"Veniance, Lord, apon thaym fall": maternal mourning, divine justice, and tragedy in the Corpus Christi plays

Medieval and Renaissance Drama in England, Annual, 2006 by Katharine Goodland

From this perspective, the "commonplace" nature of the women's wailing should be viewed as a strength instead of a weakness. The prevalence of maternal mourning in these plays, in all of its manifestations--from moments of lyric rapture, to howls of anguish, to comic banter--suggests its heartfelt resonance in late medieval culture. With respect to Herod it is precisely the familiar, "commonplace" quality of his cowardly braggadocio that makes him a dramatically credible and significant character. Daniel C. Boughner puts it succinctly: "Herod is a representative of that arrogant and insolent feudalism whose portrayal gives local English substance and topical import to the scriptural role." (15) I propose that the same is true of the mourning mothers. Just as the plays augment scripture, interpreting the cruel greed of Herod and his mercenary knights from a medieval English perspective, so they depart from the biblical sources in their depiction of the mothers' laments, assimilating popular practices and beliefs to the Christian story.

Matthew 2:13-18 makes no reference to a public confrontation between Herod's henchmen and the mothers of the slaughtered children, but all of the plays include such an encounter.

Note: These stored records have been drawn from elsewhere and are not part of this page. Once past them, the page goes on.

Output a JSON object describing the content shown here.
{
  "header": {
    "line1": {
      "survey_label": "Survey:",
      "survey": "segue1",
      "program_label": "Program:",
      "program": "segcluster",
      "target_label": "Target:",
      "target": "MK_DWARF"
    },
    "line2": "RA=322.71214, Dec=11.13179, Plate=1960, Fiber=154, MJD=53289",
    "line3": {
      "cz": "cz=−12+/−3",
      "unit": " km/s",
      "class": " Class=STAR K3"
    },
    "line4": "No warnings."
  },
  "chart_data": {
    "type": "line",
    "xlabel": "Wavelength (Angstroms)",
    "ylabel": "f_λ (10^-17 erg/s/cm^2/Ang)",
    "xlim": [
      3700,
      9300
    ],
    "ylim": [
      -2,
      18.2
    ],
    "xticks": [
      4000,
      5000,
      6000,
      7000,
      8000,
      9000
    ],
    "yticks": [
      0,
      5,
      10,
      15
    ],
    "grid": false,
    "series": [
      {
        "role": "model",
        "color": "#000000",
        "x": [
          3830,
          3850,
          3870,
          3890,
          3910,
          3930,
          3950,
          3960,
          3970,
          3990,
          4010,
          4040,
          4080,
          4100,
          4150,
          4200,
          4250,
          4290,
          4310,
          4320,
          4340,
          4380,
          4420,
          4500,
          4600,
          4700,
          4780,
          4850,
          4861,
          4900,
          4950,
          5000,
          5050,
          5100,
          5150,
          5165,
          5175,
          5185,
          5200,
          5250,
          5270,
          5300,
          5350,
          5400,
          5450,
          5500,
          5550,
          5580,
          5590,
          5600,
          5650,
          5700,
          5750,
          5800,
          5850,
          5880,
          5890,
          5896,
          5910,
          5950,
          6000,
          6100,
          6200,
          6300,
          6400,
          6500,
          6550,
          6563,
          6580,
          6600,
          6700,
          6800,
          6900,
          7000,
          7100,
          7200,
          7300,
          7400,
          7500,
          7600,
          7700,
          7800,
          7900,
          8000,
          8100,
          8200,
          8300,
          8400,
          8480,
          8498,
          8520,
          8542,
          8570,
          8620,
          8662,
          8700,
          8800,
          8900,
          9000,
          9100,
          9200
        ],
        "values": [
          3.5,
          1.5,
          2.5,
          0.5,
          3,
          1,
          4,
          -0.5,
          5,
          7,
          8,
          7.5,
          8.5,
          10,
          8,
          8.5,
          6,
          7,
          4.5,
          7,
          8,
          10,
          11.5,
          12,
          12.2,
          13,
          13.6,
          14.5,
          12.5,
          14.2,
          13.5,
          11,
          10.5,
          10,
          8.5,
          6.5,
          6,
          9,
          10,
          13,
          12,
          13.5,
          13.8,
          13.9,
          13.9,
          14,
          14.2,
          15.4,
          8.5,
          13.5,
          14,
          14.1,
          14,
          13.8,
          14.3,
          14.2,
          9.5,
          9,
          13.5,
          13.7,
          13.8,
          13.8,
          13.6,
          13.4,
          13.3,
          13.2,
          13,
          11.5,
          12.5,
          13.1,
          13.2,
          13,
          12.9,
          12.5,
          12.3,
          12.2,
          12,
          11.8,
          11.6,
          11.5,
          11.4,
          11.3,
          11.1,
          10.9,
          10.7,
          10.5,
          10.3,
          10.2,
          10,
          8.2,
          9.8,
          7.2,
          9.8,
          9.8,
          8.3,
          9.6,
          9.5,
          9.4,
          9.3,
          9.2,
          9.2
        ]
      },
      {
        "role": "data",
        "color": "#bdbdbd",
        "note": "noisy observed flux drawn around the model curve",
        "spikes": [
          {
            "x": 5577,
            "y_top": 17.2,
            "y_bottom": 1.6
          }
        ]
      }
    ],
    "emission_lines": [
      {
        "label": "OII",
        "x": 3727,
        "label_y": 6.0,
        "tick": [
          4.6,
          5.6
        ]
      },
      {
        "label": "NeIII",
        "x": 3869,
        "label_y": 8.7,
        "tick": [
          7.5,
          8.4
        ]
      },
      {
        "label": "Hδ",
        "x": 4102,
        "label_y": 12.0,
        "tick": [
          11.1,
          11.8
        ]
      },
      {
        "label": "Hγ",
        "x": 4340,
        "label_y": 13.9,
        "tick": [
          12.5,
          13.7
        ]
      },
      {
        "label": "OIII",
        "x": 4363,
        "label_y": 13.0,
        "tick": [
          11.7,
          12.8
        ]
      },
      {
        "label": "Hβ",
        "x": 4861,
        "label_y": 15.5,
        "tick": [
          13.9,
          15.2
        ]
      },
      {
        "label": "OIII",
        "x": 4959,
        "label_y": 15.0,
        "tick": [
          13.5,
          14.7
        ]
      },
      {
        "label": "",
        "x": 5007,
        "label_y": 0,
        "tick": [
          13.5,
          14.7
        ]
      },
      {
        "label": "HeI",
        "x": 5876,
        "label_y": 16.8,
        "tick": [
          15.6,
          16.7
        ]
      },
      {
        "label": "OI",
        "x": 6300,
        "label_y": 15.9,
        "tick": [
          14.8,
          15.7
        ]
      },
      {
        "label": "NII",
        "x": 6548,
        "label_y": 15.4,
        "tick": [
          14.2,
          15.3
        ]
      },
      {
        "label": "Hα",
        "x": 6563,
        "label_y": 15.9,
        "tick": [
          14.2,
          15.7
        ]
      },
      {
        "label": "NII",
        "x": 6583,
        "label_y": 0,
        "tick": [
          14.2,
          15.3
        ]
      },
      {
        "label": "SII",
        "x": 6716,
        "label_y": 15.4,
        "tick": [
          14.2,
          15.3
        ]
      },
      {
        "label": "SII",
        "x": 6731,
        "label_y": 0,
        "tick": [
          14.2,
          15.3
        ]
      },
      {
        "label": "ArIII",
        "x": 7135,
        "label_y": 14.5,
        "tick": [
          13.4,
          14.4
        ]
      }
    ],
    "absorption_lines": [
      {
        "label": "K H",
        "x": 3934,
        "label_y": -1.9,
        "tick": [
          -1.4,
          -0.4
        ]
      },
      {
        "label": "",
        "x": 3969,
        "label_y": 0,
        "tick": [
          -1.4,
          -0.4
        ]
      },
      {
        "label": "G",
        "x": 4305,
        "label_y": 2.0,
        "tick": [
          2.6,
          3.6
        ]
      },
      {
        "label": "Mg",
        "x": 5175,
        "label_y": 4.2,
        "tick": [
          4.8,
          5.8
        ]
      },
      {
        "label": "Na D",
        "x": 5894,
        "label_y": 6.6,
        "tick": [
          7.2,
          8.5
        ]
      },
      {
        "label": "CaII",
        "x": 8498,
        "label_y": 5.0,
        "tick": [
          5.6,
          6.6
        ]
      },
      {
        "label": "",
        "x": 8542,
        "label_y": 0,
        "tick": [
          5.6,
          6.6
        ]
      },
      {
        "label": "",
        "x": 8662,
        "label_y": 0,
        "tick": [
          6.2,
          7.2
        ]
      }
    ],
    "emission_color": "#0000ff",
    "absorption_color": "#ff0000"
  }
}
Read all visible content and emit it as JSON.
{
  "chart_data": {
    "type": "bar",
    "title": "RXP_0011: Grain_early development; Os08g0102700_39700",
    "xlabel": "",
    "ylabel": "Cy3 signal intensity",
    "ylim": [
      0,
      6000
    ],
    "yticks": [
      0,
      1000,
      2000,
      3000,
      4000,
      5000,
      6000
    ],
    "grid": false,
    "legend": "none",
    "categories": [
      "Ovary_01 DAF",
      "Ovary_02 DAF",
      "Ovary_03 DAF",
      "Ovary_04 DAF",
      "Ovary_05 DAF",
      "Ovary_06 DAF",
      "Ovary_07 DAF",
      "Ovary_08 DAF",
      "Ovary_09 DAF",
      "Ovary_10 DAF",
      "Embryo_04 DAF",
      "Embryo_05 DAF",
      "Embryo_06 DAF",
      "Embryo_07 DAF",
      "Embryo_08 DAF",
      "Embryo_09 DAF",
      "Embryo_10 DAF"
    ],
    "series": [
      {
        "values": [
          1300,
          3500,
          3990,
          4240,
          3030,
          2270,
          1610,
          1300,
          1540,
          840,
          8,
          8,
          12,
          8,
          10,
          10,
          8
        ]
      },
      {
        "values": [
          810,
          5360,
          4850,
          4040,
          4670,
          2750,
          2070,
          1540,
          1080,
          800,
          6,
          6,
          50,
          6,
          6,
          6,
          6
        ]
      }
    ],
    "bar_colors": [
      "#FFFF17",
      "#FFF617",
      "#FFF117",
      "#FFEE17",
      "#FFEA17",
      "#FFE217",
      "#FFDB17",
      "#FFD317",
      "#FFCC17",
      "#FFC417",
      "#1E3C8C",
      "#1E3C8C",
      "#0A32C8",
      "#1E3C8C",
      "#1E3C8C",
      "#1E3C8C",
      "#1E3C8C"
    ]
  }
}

Moreover, apart from an allusion to Jeremiah 31:15, when Rachel weeps for her children, the gospel makes no mention of lamentation, and Rachel's lament does not include oaths and cries of vengeance. (16) Yet even in the briefest renderings of the episode, in the York and the N-Town cycles, the women struggle to protect their babes as they lament. In the Chester cycle and the Digby play, the women directly confront, not only the soldiers, but Herod as well. The full ethical force of their grief impinges upon the consciousness of those who see and hear. In the Towneley play, Herod himself unbiblically dreads the mothers' mad cries. As he sends his soldiers off on their mission, he warns: "If women wax woode; / I warn you, syrs, to spede you" (314-15). These significant deviations from scripture suggest that the women's cries and curses have a dramatic coherence that requires further investigation.

II

Because public sermons and treatises, such as those published in Mirk's Festial, blend formal theology with more widespread cultural practices and ideas, they open a window into the same creative tensions that produced medieval communal theater. (17) Three of Mirk's works, two homilies from the Festial, and a treatise on cursing included in his Advice to the Clergy, help to elucidate late fifteenth-century English beliefs about the moral force of oaths in general, and of maternal mourning in particular. (18)

Mirk illustrates the power and danger of oaths in both "The Points and Articles of Cursing" and a homily written for Passion Sunday. In "The Points and Articles of Cursing," he sets forth the communal enterprise of excommunication. This serious act was accomplished by means of a formal curse, a ritual speech-act pronounced against those who committed wrongs against the clergy or the church. (19) Conducted four times a year, on the first Sunday after Michael's Feast, "Mydlenton" Sunday, the feast of the Holy Trinity, and the Sunday after Candlemass, the practice anathematizes erring parishioners "til [thorn]hei come to amendmente" (61).